Common Sense on Taxation


Polly Toynbee is often attacked by rightwing people and I confess I too have occasionally found her a bit too much to take, but her articles must be among the best researched in the quality press. Today she addresses taxation; and manages to deflate a few myths about who pays it, about Labour relentlessly pushing it up and Labnour's recent record of handling opposition to specific aspects of it.

Firstly, the number of high earners in the UK is really not that great. 90 per cent pay only the basic rate of income tax and earn less than £22,300. The richest 10% live off the real fat of the land.

Secondly a popular notion is that Gordon Brown, through stealth taxes and other probably underhand means, has racked up taxation to record levels. Not so. As a percentage of earnings, the 'tax take' for 2007-8 is 36.8%; now that's quite a lot but is less than the Conservatives 1996-7 and less than every single year under the tax-cutting Margaret Thatcher.

Thirdly, as a percentage of GDP, tax was 50% in 1976, 49% in 1983 and 44% in 1993. Currently it is around 41-2%.

Polly also emphasises that New Labour has tried to square the impossible circle of US levels of taxation and Swedish levels of public services. She concludes by pointing out that taxes designed to change behaviour will always be unfair and resisted: for example on tobacco, which hits the poorest most keenly; or petrol which hits hauliers and cab drivers. Finally, she suggests that Labour's current practice of caving in to criticisms- 10p tax, 2p fuel tax, inheritance tax, non-doms and who knows what else- is not the way to regain respect from voters who now seem determined to think the worst of them anyway.

Comments:
Hi Skipper,

By moving benefits to tax credits Brown did two things in one go, reduced expenditure & also reduced taxation.
The benefits budget is very high and much of the taxation reduction is by this manouvre. With Brown it's all smoke and mirrors. You can't give a fair comparison of taxation over previous governments because of his duplicitous antics.
The 10p issue was not so much a tax issue as one of morality - he failed and absolutely deserves the criticism.
He can't go a day to soon.
 
The issue Bill is the complexity of Labour's tax regime and the belief that it's better for the state to take money in, assess your need and then if 'they' think you're worthy hand it back in the form of credits.
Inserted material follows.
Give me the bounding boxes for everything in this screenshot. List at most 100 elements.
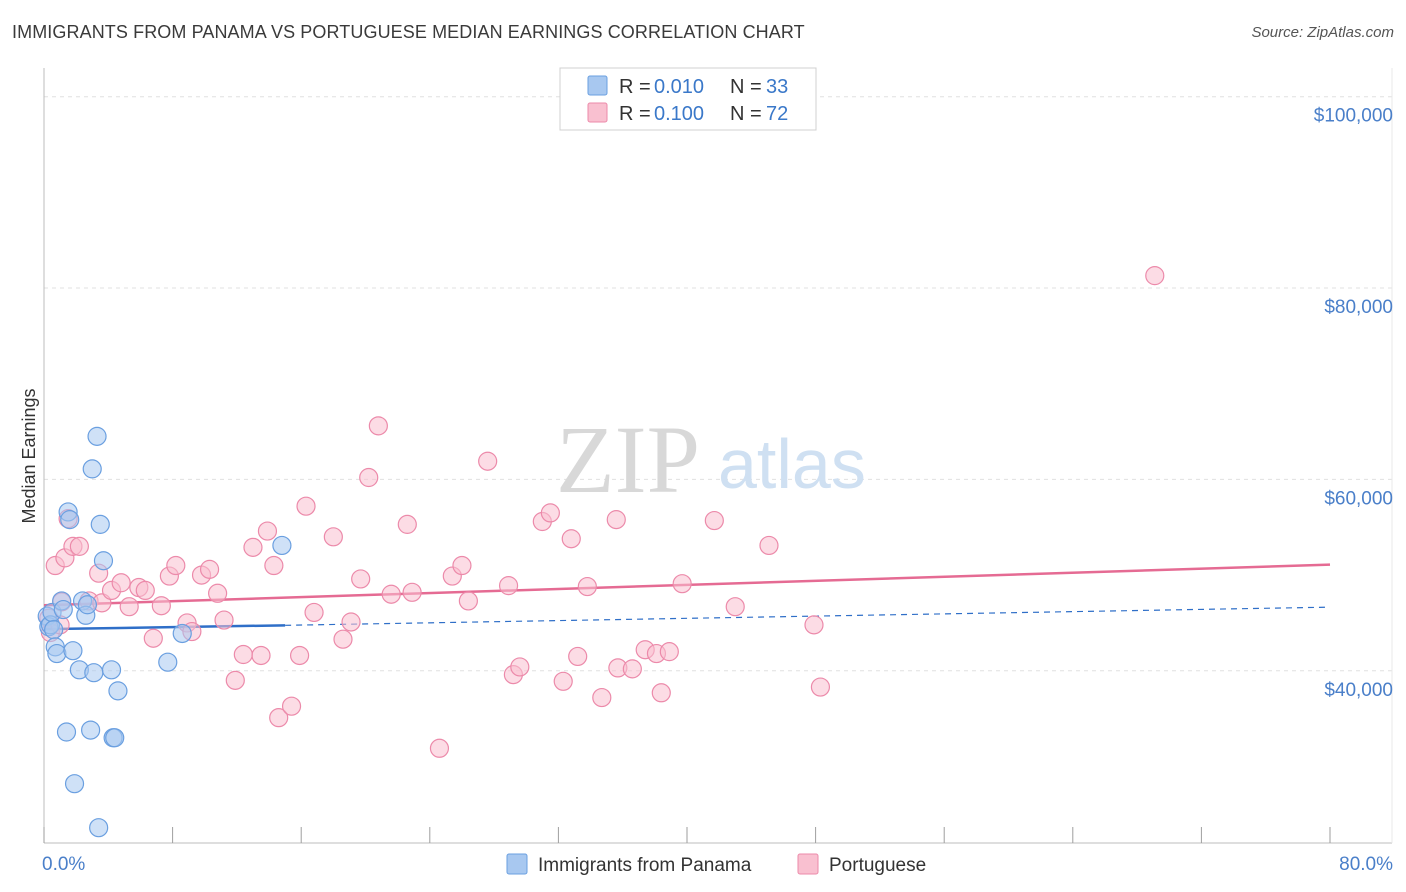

As Polly points out c.25% of the take take is then handed back out in credits & benefits - benefits are different obviously but credits are payable to people who earn up to £50k pa so in my view a wiser more prudent government would find a way to let them keep it in the first place (i.e. lower tax rates)

That's not really a right-wing rally cry, it's common sense surely?
 
Mad Pol she say:
1) selfish right-wing whingers should stop whinging about tax. Tax is lovely since it funds government; but
2) Labour have taxed us much less than the Tories, what lovely tax-cutters they are, so again stop whinging; but
3) Good public services need higher taxes so taxes should be put up.

I don't know whether to agree with her or not, it's a bit schozophrenic.